Suicide facilitation as a form of murder for hire
Japanese laws are profoundly different from the laws that govern the United States, of course, but this story caught my eye this morning anyway. The Japanese proprietor of an unnamed Web site containing instructions on how to commit suicide has been arrested for allegedly killing a woman who asked him to help her die.
What’s the moral difference, if any, between providing a woman with the information she needs to end her own life and actually ending it for her? In the second case, of course, it’s murder; the unlawful killing of another person has been illegal since we invented laws. But what kind of moral responsibility can be attributed to the person who encourages and assists, rather than carrying out the act himself?
Consider murder-for-hire for a moment. I want someone to die. I contact a third person and offer something — money, maybe — if that person will kill the person I want dead. Have I violated a law? Yes, absolutely. Title 18 of the United States Code, section 1958 says that anyone who causes another person to cross a state line with the intent that murder will result can be imprisoned for up to twenty years, or if death occurs, for the rest of his life.
Somebody who hires a hit man didn’t commit murder with his own hands. But he caused the death of another person, by setting the murder in motion. If not for that act, the murder would not have occurred.
The statistics are very foggy, but for every death by suicide in the United States, there are somewhere between eight and 25 unsuccessful attempts. That doesn’t count, of course, the number of people who feel suicidal but do not act on it, or the number of people who attempt suicide in ways that don’t get recorded as such by health-care professionals. Whatever the precise numbers, the fact is undeniable that, compared to the number of people who consider or unsuccessfully attempt suicide, the number of people who take their own lives is vanishingly small.
That means that if you’re feeling suicidal, the odds, purely statistically, that you will die by your own hand are tiny. Statistically, a suicidal person almost certainly will not end up committing suicide.

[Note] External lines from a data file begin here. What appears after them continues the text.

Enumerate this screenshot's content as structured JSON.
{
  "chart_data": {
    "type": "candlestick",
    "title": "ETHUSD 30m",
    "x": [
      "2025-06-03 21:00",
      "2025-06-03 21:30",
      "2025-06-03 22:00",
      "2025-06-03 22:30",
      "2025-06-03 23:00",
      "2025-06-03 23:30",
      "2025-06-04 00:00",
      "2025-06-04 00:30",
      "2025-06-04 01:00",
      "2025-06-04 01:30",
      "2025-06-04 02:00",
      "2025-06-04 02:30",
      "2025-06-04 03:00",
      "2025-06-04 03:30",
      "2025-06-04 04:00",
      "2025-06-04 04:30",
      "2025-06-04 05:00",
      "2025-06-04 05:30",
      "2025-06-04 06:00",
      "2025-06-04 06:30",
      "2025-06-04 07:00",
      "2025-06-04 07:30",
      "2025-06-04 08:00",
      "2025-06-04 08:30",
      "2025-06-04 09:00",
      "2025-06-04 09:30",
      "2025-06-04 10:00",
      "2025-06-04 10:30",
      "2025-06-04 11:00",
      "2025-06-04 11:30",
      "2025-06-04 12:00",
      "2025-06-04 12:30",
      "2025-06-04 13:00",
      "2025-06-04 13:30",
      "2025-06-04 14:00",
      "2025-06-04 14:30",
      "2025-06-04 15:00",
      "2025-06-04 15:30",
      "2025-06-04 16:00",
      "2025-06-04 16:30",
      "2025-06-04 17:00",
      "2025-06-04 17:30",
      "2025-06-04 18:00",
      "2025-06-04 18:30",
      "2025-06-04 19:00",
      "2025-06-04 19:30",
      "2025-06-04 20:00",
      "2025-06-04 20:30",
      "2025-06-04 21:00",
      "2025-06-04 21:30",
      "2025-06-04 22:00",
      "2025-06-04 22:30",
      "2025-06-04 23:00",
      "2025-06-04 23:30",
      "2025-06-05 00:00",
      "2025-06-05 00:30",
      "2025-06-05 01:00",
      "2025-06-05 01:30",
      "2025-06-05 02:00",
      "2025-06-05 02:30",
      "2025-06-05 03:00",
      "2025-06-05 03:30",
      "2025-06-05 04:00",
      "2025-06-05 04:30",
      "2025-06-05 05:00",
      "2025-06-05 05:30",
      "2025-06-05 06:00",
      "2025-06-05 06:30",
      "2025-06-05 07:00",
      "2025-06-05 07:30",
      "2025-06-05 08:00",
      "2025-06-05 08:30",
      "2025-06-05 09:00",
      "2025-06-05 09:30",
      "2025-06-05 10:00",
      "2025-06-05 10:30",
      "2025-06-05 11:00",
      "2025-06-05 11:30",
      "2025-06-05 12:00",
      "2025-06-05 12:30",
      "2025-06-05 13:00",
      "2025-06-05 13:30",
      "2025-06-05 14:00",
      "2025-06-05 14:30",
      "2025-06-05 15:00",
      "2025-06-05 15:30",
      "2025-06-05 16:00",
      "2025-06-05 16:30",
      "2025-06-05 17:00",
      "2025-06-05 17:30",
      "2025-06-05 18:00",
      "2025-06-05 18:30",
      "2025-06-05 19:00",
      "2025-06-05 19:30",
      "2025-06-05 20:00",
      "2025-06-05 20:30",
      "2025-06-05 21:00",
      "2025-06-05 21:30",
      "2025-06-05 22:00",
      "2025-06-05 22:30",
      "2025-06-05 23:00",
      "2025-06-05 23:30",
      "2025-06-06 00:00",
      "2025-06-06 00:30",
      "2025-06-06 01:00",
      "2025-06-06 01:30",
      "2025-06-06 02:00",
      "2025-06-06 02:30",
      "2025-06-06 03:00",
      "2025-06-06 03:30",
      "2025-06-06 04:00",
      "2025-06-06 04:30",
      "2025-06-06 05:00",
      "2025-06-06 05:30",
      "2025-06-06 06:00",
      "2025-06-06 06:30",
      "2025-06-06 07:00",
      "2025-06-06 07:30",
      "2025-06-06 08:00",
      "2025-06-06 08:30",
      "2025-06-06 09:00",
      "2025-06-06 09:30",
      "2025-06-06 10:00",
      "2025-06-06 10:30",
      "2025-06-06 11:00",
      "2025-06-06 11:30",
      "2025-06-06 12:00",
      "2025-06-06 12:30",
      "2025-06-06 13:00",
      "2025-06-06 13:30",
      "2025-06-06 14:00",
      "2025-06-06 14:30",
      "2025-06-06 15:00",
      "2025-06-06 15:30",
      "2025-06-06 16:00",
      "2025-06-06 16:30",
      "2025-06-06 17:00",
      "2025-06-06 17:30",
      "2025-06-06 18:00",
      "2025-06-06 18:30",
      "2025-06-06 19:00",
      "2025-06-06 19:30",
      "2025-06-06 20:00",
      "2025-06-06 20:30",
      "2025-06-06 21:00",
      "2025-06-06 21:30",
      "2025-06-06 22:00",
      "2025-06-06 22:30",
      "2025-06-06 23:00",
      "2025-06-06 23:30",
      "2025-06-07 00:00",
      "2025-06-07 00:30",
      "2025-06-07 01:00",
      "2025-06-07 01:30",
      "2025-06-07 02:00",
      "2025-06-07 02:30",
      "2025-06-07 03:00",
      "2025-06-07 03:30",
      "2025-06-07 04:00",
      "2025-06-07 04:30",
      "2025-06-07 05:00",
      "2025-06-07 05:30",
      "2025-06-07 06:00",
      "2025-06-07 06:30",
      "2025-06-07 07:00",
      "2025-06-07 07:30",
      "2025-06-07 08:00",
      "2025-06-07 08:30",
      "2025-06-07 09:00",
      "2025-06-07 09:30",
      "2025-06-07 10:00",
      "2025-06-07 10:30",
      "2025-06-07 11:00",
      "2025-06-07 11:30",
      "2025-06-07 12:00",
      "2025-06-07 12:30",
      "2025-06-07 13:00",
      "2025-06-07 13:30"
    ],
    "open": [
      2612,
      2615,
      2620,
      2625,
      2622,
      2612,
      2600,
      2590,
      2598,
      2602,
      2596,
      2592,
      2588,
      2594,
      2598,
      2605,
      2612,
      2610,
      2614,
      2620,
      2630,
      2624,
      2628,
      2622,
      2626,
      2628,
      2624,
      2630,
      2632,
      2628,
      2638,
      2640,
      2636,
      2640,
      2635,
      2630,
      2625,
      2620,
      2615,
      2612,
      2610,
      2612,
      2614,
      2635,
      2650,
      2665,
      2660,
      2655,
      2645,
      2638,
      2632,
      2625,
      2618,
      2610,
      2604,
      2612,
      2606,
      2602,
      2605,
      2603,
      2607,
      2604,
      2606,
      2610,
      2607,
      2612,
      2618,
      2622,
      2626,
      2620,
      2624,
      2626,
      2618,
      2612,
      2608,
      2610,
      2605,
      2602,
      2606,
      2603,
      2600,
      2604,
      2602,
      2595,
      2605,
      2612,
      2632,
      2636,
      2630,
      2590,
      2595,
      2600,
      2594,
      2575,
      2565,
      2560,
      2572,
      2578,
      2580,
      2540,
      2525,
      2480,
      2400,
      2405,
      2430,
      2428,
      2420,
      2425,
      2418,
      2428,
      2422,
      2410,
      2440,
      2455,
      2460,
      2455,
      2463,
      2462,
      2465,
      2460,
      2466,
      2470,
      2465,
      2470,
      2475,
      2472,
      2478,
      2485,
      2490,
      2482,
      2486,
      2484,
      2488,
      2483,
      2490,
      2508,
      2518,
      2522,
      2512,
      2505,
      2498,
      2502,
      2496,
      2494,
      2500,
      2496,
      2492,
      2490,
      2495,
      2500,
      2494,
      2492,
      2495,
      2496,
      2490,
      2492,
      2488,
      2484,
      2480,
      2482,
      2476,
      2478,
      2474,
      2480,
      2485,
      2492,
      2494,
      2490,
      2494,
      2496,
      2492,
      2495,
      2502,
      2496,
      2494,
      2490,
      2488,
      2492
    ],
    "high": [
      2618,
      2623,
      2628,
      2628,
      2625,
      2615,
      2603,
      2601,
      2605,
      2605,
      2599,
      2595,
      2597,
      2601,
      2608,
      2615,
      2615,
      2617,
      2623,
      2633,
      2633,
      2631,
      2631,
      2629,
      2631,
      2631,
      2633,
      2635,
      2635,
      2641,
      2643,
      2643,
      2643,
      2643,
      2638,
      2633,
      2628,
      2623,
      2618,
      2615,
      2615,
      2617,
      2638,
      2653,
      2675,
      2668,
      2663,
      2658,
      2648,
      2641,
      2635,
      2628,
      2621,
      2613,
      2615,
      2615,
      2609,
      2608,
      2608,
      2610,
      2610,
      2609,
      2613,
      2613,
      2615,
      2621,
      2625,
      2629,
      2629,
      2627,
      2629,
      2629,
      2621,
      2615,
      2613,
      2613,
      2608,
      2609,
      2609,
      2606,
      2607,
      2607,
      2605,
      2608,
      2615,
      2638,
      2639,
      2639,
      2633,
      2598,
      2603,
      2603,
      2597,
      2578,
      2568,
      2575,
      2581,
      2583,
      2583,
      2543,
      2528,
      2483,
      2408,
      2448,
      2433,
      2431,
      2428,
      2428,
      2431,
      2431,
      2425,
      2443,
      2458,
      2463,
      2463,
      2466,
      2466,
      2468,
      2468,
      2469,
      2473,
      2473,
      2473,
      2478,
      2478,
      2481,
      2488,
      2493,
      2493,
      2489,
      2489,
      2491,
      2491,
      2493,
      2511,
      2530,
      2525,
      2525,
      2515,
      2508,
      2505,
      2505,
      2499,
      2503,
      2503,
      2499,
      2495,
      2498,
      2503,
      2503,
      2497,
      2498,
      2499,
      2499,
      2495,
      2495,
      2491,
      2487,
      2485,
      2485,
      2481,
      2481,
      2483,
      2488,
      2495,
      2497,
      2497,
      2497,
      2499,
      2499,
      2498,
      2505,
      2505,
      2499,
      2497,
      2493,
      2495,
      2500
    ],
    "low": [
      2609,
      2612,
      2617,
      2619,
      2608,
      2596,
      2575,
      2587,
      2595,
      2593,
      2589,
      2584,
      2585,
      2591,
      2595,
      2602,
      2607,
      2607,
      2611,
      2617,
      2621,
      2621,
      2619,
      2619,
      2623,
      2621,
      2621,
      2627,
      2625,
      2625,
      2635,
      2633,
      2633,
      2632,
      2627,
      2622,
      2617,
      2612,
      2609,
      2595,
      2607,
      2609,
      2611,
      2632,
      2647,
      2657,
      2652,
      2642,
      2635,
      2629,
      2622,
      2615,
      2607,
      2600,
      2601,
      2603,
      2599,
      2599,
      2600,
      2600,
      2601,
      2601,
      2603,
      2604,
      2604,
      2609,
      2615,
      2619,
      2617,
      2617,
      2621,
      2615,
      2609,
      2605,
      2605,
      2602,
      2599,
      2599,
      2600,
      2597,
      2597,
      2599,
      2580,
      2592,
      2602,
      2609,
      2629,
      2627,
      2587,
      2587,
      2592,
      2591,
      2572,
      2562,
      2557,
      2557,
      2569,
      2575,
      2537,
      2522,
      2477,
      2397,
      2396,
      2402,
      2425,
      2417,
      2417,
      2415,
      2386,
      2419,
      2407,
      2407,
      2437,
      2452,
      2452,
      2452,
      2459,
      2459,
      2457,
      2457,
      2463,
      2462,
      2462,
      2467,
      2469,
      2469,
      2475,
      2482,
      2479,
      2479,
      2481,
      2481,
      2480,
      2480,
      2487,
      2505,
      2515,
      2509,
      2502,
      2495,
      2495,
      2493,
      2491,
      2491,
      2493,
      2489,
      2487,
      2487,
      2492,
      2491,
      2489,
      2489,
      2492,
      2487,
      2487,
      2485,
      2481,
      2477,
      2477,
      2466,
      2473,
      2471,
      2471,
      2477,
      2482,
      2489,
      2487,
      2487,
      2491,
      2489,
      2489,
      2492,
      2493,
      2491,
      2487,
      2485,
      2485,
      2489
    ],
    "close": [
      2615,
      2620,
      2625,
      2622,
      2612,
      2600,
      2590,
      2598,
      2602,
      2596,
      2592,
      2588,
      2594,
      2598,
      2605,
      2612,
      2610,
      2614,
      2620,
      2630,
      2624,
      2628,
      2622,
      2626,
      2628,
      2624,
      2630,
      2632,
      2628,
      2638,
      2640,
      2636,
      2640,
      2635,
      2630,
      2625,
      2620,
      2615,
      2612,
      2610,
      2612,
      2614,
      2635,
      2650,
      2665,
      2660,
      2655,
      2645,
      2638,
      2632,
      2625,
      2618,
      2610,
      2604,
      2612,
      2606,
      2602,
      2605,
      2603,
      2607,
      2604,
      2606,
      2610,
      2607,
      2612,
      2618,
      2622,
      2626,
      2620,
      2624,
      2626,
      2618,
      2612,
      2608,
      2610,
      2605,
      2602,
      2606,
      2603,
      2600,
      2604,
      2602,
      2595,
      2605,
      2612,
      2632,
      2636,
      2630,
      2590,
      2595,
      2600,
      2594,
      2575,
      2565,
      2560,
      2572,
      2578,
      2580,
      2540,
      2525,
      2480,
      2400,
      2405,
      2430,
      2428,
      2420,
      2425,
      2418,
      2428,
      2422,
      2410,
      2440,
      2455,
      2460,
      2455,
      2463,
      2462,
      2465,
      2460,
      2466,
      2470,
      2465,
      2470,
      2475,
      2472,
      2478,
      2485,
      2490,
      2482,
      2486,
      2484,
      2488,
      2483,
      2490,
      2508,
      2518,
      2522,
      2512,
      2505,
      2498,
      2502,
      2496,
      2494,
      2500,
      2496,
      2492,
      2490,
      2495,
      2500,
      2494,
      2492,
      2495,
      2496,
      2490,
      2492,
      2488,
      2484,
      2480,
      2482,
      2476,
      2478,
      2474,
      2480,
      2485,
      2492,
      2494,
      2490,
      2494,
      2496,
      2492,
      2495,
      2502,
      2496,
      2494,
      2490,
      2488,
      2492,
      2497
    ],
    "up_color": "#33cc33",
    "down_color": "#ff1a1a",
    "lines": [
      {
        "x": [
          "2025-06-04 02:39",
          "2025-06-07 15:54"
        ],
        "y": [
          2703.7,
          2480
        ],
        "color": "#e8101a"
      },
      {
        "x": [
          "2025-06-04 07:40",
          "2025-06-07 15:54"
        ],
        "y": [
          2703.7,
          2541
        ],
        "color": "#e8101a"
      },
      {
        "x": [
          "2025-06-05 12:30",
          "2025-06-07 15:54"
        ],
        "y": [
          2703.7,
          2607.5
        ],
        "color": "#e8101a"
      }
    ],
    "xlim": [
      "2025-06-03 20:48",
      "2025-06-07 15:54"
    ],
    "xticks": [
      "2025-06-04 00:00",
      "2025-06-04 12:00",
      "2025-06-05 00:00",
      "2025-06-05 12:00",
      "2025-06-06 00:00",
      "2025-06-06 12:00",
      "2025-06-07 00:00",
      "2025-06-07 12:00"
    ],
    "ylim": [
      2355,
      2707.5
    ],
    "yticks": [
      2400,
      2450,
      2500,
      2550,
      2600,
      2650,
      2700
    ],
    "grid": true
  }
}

So what does this mean in context of the murder-for-hire law? Hiring someone to commit murder is a crime because in the absence of that act, the death would not have occurred. Sure, lightning could have struck the intended victim, or the victim could have been caught in some unrelated act of violence that results in death. But the odds that the person would have died due to unrelated causes are vanishingly small. So the law says that a person who hires a killer is fully responsible for the death of the person killed.
Is it not equally reasonable, then, to say that the person who encourages, facilitates or otherwise assists in a successful suicide attempt, even at a distance and purely over the Internet, is responsible for the death of the suicidal person?
We’ve received a lot of feedback about H.R. 940 over the past few days. One of the comments we’ve heard more than once is, “A suicidal person will find a way no matter what, so how can you punish someone who provides information?” The statistics, however, do not bear this out. The vast majority of people who have suicidal thoughts never attempt suicide, and the vast majority of people who do attempt suicide are not successful. Taking measured, specific action with the clear intent to push someone out of the majority and into that tiny minority cannot be defended with “Well, she would have found a way anyway.” Because the odds are overwhelming — like Vegas odds — that she wouldn’t have.